Biomedical Engineering and Telemedicine Research Group, Systems and Automation Engineering Area, Department of Automation Engineering, Electronics and Computer Architecture and Networks, Universidad de Cádiz, 11009 Cádiz, Spain.
Instituto de Investigación e Innovación Biomédica de Cádiz (INiBICA), 11009 Cádiz, Spain.
Sensors (Basel). 2021 Oct 26;21(21):7106. doi: 10.3390/s21217106.

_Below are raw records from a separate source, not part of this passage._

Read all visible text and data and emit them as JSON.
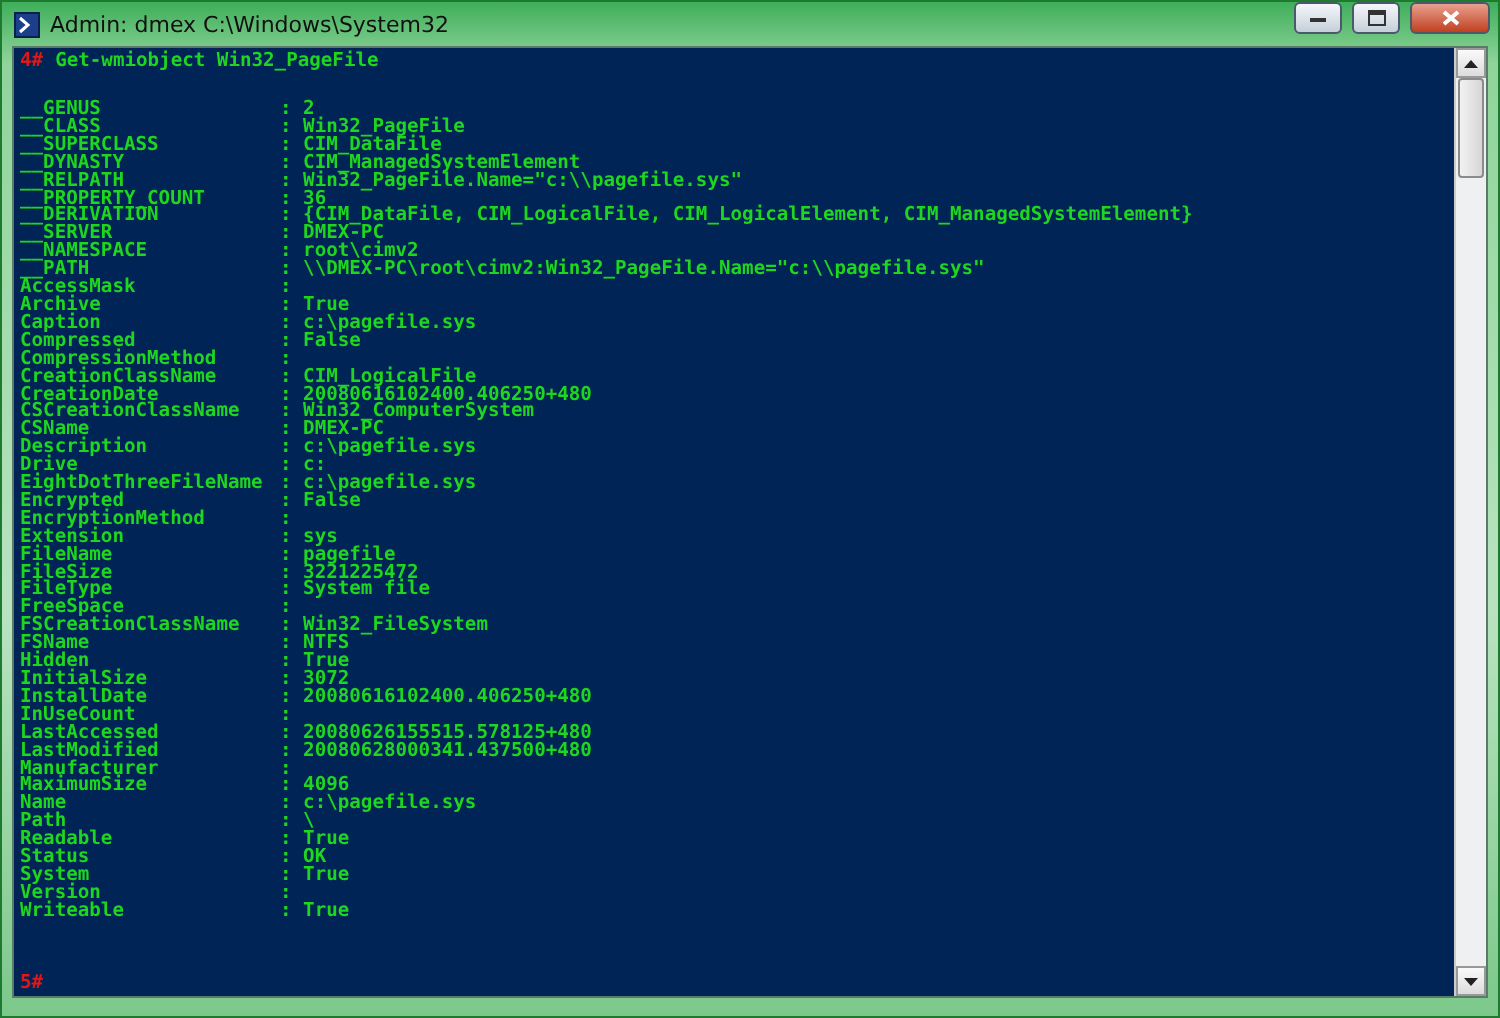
{
  "window": {
    "title": "Admin: dmex C:\\Windows\\System32"
  },
  "commands": [
    {
      "prompt": "4#",
      "command": "Get-wmiobject Win32_PageFile"
    }
  ],
  "properties": [
    {
      "name": "__GENUS",
      "value": ": 2"
    },
    {
      "name": "__CLASS",
      "value": ": Win32_PageFile"
    },
    {
      "name": "__SUPERCLASS",
      "value": ": CIM_DataFile"
    },
    {
      "name": "__DYNASTY",
      "value": ": CIM_ManagedSystemElement"
    },
    {
      "name": "__RELPATH",
      "value": ": Win32_PageFile.Name=\"c:\\\\pagefile.sys\""
    },
    {
      "name": "__PROPERTY_COUNT",
      "value": ": 36"
    },
    {
      "name": "__DERIVATION",
      "value": ": {CIM_DataFile, CIM_LogicalFile, CIM_LogicalElement, CIM_ManagedSystemElement}"
    },
    {
      "name": "__SERVER",
      "value": ": DMEX-PC"
    },
    {
      "name": "__NAMESPACE",
      "value": ": root\\cimv2"
    },
    {
      "name": "__PATH",
      "value": ": \\\\DMEX-PC\\root\\cimv2:Win32_PageFile.Name=\"c:\\\\pagefile.sys\""
    },
    {
      "name": "AccessMask",
      "value": ":"
    },
    {
      "name": "Archive",
      "value": ": True"
    },
    {
      "name": "Caption",
      "value": ": c:\\pagefile.sys"
    },
    {
      "name": "Compressed",
      "value": ": False"
    },
    {
      "name": "CompressionMethod",
      "value": ":"
    },
    {
      "name": "CreationClassName",
      "value": ": CIM_LogicalFile"
    },
    {
      "name": "CreationDate",
      "value": ": 20080616102400.406250+480"
    },
    {
      "name": "CSCreationClassName",
      "value": ": Win32_ComputerSystem"
    },
    {
      "name": "CSName",
      "value": ": DMEX-PC"
    },
    {
      "name": "Description",
      "value": ": c:\\pagefile.sys"
    },
    {
      "name": "Drive",
      "value": ": c:"
    },
    {
      "name": "EightDotThreeFileName",
      "value": ": c:\\pagefile.sys"
    },
    {
      "name": "Encrypted",
      "value": ": False"
    },
    {
      "name": "EncryptionMethod",
      "value": ":"
    },
    {
      "name": "Extension",
      "value": ": sys"
    },
    {
      "name": "FileName",
      "value": ": pagefile"
    },
    {
      "name": "FileSize",
      "value": ": 3221225472"
    },
    {
      "name": "FileType",
      "value": ": System file"
    },
    {
      "name": "FreeSpace",
      "value": ":"
    },
    {
      "name": "FSCreationClassName",
      "value": ": Win32_FileSystem"
    },
    {
      "name": "FSName",
      "value": ": NTFS"
    },
    {
      "name": "Hidden",
      "value": ": True"
    },
    {
      "name": "InitialSize",
      "value": ": 3072"
    },
    {
      "name": "InstallDate",
      "value": ": 20080616102400.406250+480"
    },
    {
      "name": "InUseCount",
      "value": ":"
    },
    {
      "name": "LastAccessed",
      "value": ": 20080626155515.578125+480"
    },
    {
      "name": "LastModified",
      "value": ": 20080628000341.437500+480"
    },
    {
      "name": "Manufacturer",
      "value": ":"
    },
    {
      "name": "MaximumSize",
      "value": ": 4096"
    },
    {
      "name": "Name",
      "value": ": c:\\pagefile.sys"
    },
    {
      "name": "Path",
      "value": ": \\"
    },
    {
      "name": "Readable",
      "value": ": True"
    },
    {
      "name": "Status",
      "value": ": OK"
    },
    {
      "name": "System",
      "value": ": True"
    },
    {
      "name": "Version",
      "value": ":"
    },
    {
      "name": "Writeable",
      "value": ": True"
    }
  ],
  "next_prompt": "5#"
}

Strong evidence from studies on primates and rodents shows that changes in pupil diameter may reflect neural activity in the locus coeruleus (LC). Pupillometry is the only available non-invasive technique that could be used as a reliable and easily accessible real-time biomarker of changes in the in vivo activity of the LC. However, the application of pupillometry to preclinical research in rodents is not yet fully standardized. A lack of consensus on the technical specifications of some of the components used for image recording or positioning of the animal and cameras have been recorded in recent scientific literature. In this study, a novel pupillometry system to indirectly assess, in real-time, the function of the LC in anesthetized rodents is presented. The system comprises a deep learning SOLOv2 instance-based fast segmentation framework and a platform designed to place the experimental subject, the video cameras for data acquisition, and the light source. The performance of the proposed setup was assessed and compared to other baseline methods using a validation and an external test set. In the latter, the calculated intersection over the union was 0.93 and the mean absolute percentage error was 1.89% for the selected method. The Bland-Altman analysis depicted an excellent agreement. The results confirmed a high accuracy that makes the system suitable for real-time pupil size tracking, regardless of the pupil's size, light intensity, or any features typical of the recording process in sedated mice. The framework could be used in any neurophysiological study with sedated or fixed-head animals.
来自灵长类动物和啮齿动物研究的有力证据表明,瞳孔直径的变化可能反映蓝斑核(LC)的神经活动。瞳孔测量是唯一可用的非侵入性技术,可以作为 LC 体内活性变化的可靠且易于获取的实时生物标志物。然而,瞳孔测量在啮齿动物的临床前研究中的应用尚未完全标准化。最近的科学文献中记录了一些用于图像记录或动物和摄像机定位的组件的技术规格缺乏共识。在这项研究中,提出了一种新的瞳孔测量系统,可实时间接评估麻醉啮齿动物 LC 的功能。该系统包括基于深度学习 SOLOv2 实例的快速分割框架和一个平台,用于放置实验对象、用于数据采集的摄像机和光源。使用验证集和外部测试集评估了所提出的设置的性能,并与其他基线方法进行了比较。在后一种情况下,所选方法的交并比为 0.93,平均绝对百分比误差为 1.89%。Bland-Altman 分析表明存在极好的一致性。结果证实了高精度,使得该系统能够实时跟踪瞳孔大小,而与瞳孔大小、光强度或镇静小鼠记录过程中的任何特征无关。该框架可用于任何具有镇静或固定头部动物的神经生理学研究。